Every human being must at some point ask himself or herself, “why does my existence matter?” And the answer to our own purpose in life will directly determine how we see our role with respect to the planet we inhabit. When we see life as a journey to worship the Creator, we are in harmony with the rest of creation engaged in that worship. The Qur’an notes that there is nothing in nature “except that it is engaged in the glorification and praise of God, though you do not understand how it praises Him” (Qur’an 17:44), and that “every star and every tree is in prostration to God” (Qur’an 55:6). Recognizing the earth as a fellow worshipper of God imbues it with inherent sanctity. And even more sanctity is conferred upon it by the Prophet Muhammad’s statement, “The earth has been made a place of worship and source of purification” (Sahih al-Bukhari). In other words, the whole planet is considered one giant terrestrial mosque, to be respected and sanctified.

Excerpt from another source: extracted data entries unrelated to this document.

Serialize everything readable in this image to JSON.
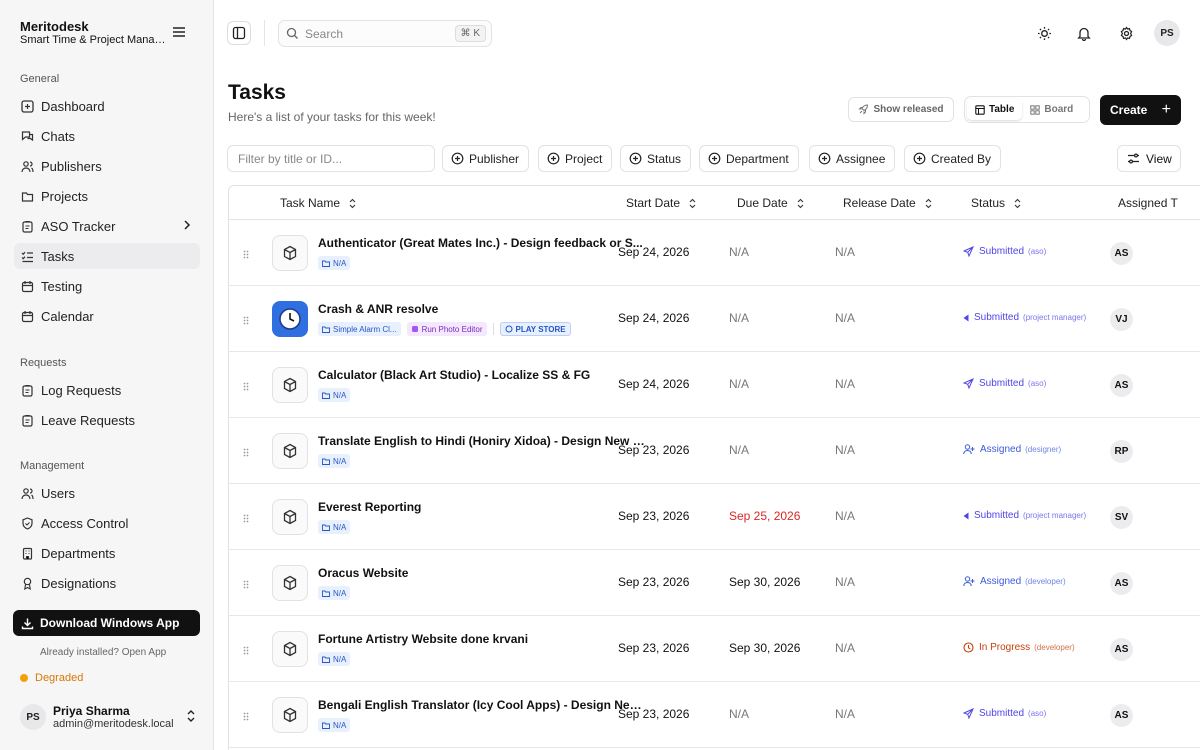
{
  "sidebar": {
    "brand_name": "Meritodesk",
    "brand_sub": "Smart Time & Project Management",
    "sections": {
      "general": "General",
      "requests": "Requests",
      "management": "Management"
    },
    "items": [
      {
        "label": "Dashboard",
        "icon": "dashboard-icon"
      },
      {
        "label": "Chats",
        "icon": "chat-icon"
      },
      {
        "label": "Publishers",
        "icon": "users-icon"
      },
      {
        "label": "Projects",
        "icon": "folder-icon"
      },
      {
        "label": "ASO Tracker",
        "icon": "clipboard-icon"
      },
      {
        "label": "Tasks",
        "icon": "list-check-icon"
      },
      {
        "label": "Testing",
        "icon": "calendar-icon"
      },
      {
        "label": "Calendar",
        "icon": "calendar-icon"
      },
      {
        "label": "Log Requests",
        "icon": "clipboard-icon"
      },
      {
        "label": "Leave Requests",
        "icon": "clipboard-icon"
      },
      {
        "label": "Users",
        "icon": "users-icon"
      },
      {
        "label": "Access Control",
        "icon": "shield-icon"
      },
      {
        "label": "Departments",
        "icon": "building-icon"
      },
      {
        "label": "Designations",
        "icon": "badge-icon"
      }
    ],
    "download_label": "Download Windows App",
    "installed_text": "Already installed? Open App",
    "status_text": "Degraded",
    "user": {
      "initials": "PS",
      "name": "Priya Sharma",
      "email": "admin@meritodesk.local"
    }
  },
  "topbar": {
    "search_placeholder": "Search",
    "shortcut": "⌘ K",
    "avatar_initials": "PS"
  },
  "page": {
    "title": "Tasks",
    "subtitle": "Here's a list of your tasks for this week!",
    "show_released": "Show released",
    "view_table": "Table",
    "view_board": "Board",
    "create_label": "Create"
  },
  "filters": {
    "placeholder": "Filter by title or ID...",
    "chips": [
      "Publisher",
      "Project",
      "Status",
      "Department",
      "Assignee",
      "Created By"
    ],
    "view_label": "View"
  },
  "table": {
    "columns": [
      "Task Name",
      "Start Date",
      "Due Date",
      "Release Date",
      "Status",
      "Assigned T"
    ],
    "rows": [
      {
        "title": "Authenticator (Great Mates Inc.) - Design feedback or S...",
        "tags": [
          "N/A"
        ],
        "start": "Sep 24, 2026",
        "due": "N/A",
        "release": "N/A",
        "status": "Submitted",
        "role": "(aso)",
        "assignee": "AS"
      },
      {
        "title": "Crash & ANR resolve",
        "tags": [
          "Simple Alarm Cl...",
          "Run Photo Editor",
          "PLAY STORE"
        ],
        "start": "Sep 24, 2026",
        "due": "N/A",
        "release": "N/A",
        "status": "Submitted",
        "role": "(project manager)",
        "assignee": "VJ"
      },
      {
        "title": "Calculator (Black Art Studio) - Localize SS & FG",
        "tags": [
          "N/A"
        ],
        "start": "Sep 24, 2026",
        "due": "N/A",
        "release": "N/A",
        "status": "Submitted",
        "role": "(aso)",
        "assignee": "AS"
      },
      {
        "title": "Translate English to Hindi (Honiry Xidoa) - Design New S...",
        "tags": [
          "N/A"
        ],
        "start": "Sep 23, 2026",
        "due": "N/A",
        "release": "N/A",
        "status": "Assigned",
        "role": "(designer)",
        "assignee": "RP"
      },
      {
        "title": "Everest Reporting",
        "tags": [
          "N/A"
        ],
        "start": "Sep 23, 2026",
        "due": "Sep 25, 2026",
        "release": "N/A",
        "status": "Submitted",
        "role": "(project manager)",
        "assignee": "SV"
      },
      {
        "title": "Oracus Website",
        "tags": [
          "N/A"
        ],
        "start": "Sep 23, 2026",
        "due": "Sep 30, 2026",
        "release": "N/A",
        "status": "Assigned",
        "role": "(developer)",
        "assignee": "AS"
      },
      {
        "title": "Fortune Artistry Website done krvani",
        "tags": [
          "N/A"
        ],
        "start": "Sep 23, 2026",
        "due": "Sep 30, 2026",
        "release": "N/A",
        "status": "In Progress",
        "role": "(developer)",
        "assignee": "AS"
      },
      {
        "title": "Bengali English Translator (Icy Cool Apps) - Design New ...",
        "tags": [
          "N/A"
        ],
        "start": "Sep 23, 2026",
        "due": "N/A",
        "release": "N/A",
        "status": "Submitted",
        "role": "(aso)",
        "assignee": "AS"
      }
    ]
  },
  "colors": {
    "primary": "#111111",
    "submitted": "#4f46e5",
    "assigned": "#3b5bdb",
    "in_progress": "#c2410c",
    "overdue": "#dc2626",
    "degraded": "#f59e0b"
  }
}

The Qur’anic account of creation also demonstrate the value of caring for the earth. Human beings are part and parcel of the earth, having been created from its soil (Qur’an 20:55). And during its own creation, the earth was filled with blessings by God (Qur’an 41:10), and therefore one who desecrates the earth commits a violation against God. The Qur’an in fact even explicitly condemns the one “who spreads corruption on the earth and destroys its vegetation and animals, for verily God does not like corruption.” (Qur’an 2:205). Of course, the earth will not remain a silent victim of man’s depraved rampage across its face. The Qur’an informs us that on the Day of Judgement, the earth will undergo a cataclysmic convulsion in which it will empty out all of its burdens (including landfills and the culpable corpses that made them) and it will finally “tell of its stories”, bearing witness to the sins of mankind (Qur’an 99:1-5).

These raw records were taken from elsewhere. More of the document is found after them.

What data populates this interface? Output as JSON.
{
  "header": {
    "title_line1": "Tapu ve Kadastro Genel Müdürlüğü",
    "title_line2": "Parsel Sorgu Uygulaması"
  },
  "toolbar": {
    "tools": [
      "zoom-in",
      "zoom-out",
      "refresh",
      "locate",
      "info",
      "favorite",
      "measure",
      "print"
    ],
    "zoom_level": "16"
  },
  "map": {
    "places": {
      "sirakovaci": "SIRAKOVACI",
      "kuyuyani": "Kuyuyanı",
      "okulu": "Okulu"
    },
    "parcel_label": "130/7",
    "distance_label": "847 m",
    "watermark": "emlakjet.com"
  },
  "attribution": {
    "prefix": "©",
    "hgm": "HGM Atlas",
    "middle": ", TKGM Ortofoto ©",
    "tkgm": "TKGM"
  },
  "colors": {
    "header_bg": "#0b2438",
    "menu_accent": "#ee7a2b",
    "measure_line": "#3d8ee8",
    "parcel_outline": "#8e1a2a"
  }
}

Evidently, Islam establishes the importance of caring for the environment. But more importantly, Islam uniquely provides human beings with the values that will be conducive to the preservation of the environment. Lots of people talk about the environment, but few are compelled to walk the walk. In a 1972 study that interviewed 500 people, 94% acknowledged that picking up litter was a personal responsibility, but only 2% picked up the litter planted by the researcher on the way out.1BICKMAN, L. (1972) “Environmental attitudes and actions.” J. of Social Psychology 87: 323-324. When it comes to climate change, proposals generally try to get human beings to make sacrifices in the present for the sake off bettering the distant future. The problem of course, is that people are not sufficiently motivated by their worldview. If you want people to make drastic behavioural changes, you need very compelling reasons.

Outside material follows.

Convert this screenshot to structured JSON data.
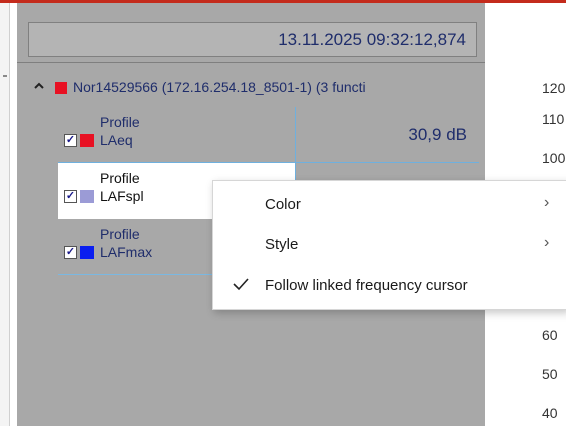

Islam provides the individual with the optimal worldview to appreciate the gravity of his role as a custodian of the natural world and his culpability before God if he fails to uphold that trust. Viewing life as a meaningful spiritual endeavour compels one to look at one’s actions and lifestyle critically. On the other hand, a person who views life without a higher purpose or ultimate objective could be free to maximize personal profit and pleasure, even if it be at the expense of the environment and future generations who will inherit it. In addition to such personal nihilism, the destruction of the environment is also accelerated by ideologies we have inherited, which are tied to our notions of scientific industrialism and capitalism. The values of modern civilization draw heavily from the 17th century Enlightenment in Europe, which preached the triumph of science and technology in bettering mankind. Inventing new machines are paradoxically seen to liberate man, even as their emissions may likely eliminate him. A world that champions industrial progress and technological development as the pinnacle of all good may find it very difficult to swallow human responsibility for the present environmental crisis. And a consumerist society propelled by constant advertising to greedily accumulate the latest products is the key ingredient in rendering our planet inhospitable for life, as Naomi Klein argues in This Changes Everything: Capitalism vs. the Climate.
The scope of the problem
The fact that pollution is devastating the environment is no secret. What has emerged in recent years however, is a scientific consensus on the urgency of correcting the problem in the wake of new climate change predictions. As a result of burning fossil fuels, by 2012 there was 42% more carbon dioxide in the atmosphere than before the industrial era.2Refer to the Global Carbon Project. That build-up in the atmosphere has accelerated global warming to such an extent, that arctic sea has reduced by as much as half in comparison to 50 years ago, and the polar ice caps may be completely melted by 2020.3Refer to Webster, M. A., I. G. Rigor, S. V. Nghiem, N. T. Kurtz, S. L. Farrell, D. K. Perovich, and M. Sturm (2014), Interdecadal changes in snow depth on Arctic sea ice, J. Geophys. Res. Oceans, 119, 5395–5406. The Earth is rapidly looking like a mirror image of our inhospitable neighbour, Venus, which seems to have been Divinely placed next door as a deliberate forewarning.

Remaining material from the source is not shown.